Tequila and the art of cocktails

Maestro Dobel’s annual Mexican design commission to celebrate International Tequila Day is set to make a stir this year... followed by a pour

Food and Drink 28 Jun 2022

Maestro Dobel

This year Maestro Dobel’s Celebrate Brilliance project to mark International Tequila Day

Just as there is more to tequila than margaritas and shots, there is more to Mexican art than Day of the Dead skulls. Each year, around International Tequila Day on 24 July, premium tequila brand Maestro Dobel counters the avalanche of salt and lime wedges and hashtagged party posts with something a little more in keeping with the craft behind its agave spirit. This year, Maestro Dobel’s Celebrate Brilliance project has been curated by Raffaella Goffredi, former Christie’s senior design specialist and founder of online retailer Revolution of Forms, which specialises in Mexican design made from natural or recycled materials and using traditional craft methods.

Raffaella Goffredi
Designer Liliana Ovalle

Goffredi, in turn, commissioned London-based Mexican designer Liliana Ovalle, who was named Designer of the Year at the Mexico Design Fair 2021, to come up with the blueprints for a set of three artisanal pieces collectively called “Encuentros” (“encounters”). And, just as the use of craft techniques (cooking the agave in a brick oven for 36 hours vs 12 hours in a pressure cooker) to make Maestro Dobel is not for tradition’s sake but because it improves quality, these pieces of design actually have a purpose… mixing cocktails. 
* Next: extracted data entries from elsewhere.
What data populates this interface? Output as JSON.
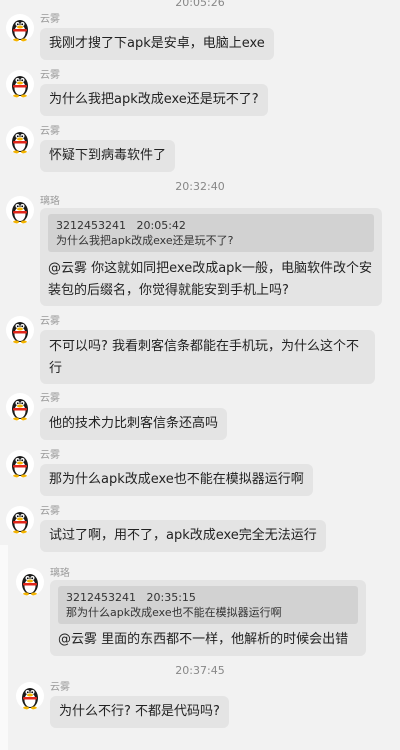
{
  "timestamps": [
    "20:05:26",
    "20:32:40",
    "20:37:45"
  ],
  "messages": [
    {
      "sender": "云雾",
      "text": "我刚才搜了下apk是安卓，电脑上exe"
    },
    {
      "sender": "云雾",
      "text": "为什么我把apk改成exe还是玩不了?"
    },
    {
      "sender": "云雾",
      "text": "怀疑下到病毒软件了"
    },
    {
      "sender": "璃珞",
      "quote_user": "3212453241",
      "quote_time": "20:05:42",
      "quote_text": "为什么我把apk改成exe还是玩不了?",
      "mention": "@云雾",
      "text": " 你这就如同把exe改成apk一般，电脑软件改个安装包的后缀名，你觉得就能安到手机上吗?"
    },
    {
      "sender": "云雾",
      "text": "不可以吗? 我看刺客信条都能在手机玩，为什么这个不行"
    },
    {
      "sender": "云雾",
      "text": "他的技术力比刺客信条还高吗"
    },
    {
      "sender": "云雾",
      "text": "那为什么apk改成exe也不能在模拟器运行啊"
    },
    {
      "sender": "云雾",
      "text": "试过了啊，用不了，apk改成exe完全无法运行"
    },
    {
      "sender": "璃珞",
      "quote_user": "3212453241",
      "quote_time": "20:35:15",
      "quote_text": "那为什么apk改成exe也不能在模拟器运行啊",
      "mention": "@云雾",
      "text": " 里面的东西都不一样，他解析的时候会出错"
    },
    {
      "sender": "云雾",
      "text": "为什么不行? 不都是代码吗?"
    }
  ],
  "icons": {
    "avatar": "qq-penguin-icon"
  }
}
There is a smoky mixing glass conceived by Ovalle and handcrafted by Mexican glass artist Diego Vides Borrell, accompanied by a silver-tipped glass stirrer shaped like a coa, the sharp-tipped spade that the jimadores use out in the fields to harvest the blue agave, digging up and trimming down the huge heart of a plant that takes around eight years to reach full maturity. The set is completed by an incredibly elegant jigger made from dark Negro del Sur marble from the Chiapas region of Mexico, hand-hewn by And Jacob, a family of eight stonemason brothers in Mexico City, to another Ovalle design. It is a regular 50ml jigger on the inside, so it fulfils its purpose, despite its unusual size. 

It was this willingness to confound expectations that prompted Goffredi to commission Ovalle for this project: ‘I first encountered Liliana’s work at the Museum of Arts and Design in New York and I could see we shared an interest in pushing the boundaries of traditional craft.’

The designer herself says she wanted to explore reinterpretation and experimentation in this cocktail set: ‘In my designs, I wanted to capture the way Maestro Dobel has mastered the transformation of blue agave into unique products, from cristalino to smoked tequila.’ 

She is referring to two innovative tequilas from the distillery: Humito, the first-ever smoked tequila (which has a great hybrid flavour of traditional silver tequila and mezcal characteristics); and Diamante, a charcoal-filtered reposado tequila (which has the softening, smooth caramel and honey effect from wood ageing but is diamond-clear).

The Maestro DOBEL Revolution of Forms Limited Edition Set (£250, including a bottle of Maestro Dobel Diamante) is available to purchase in the UK exclusively from Harvey Nichols, in store and online, from 21 July.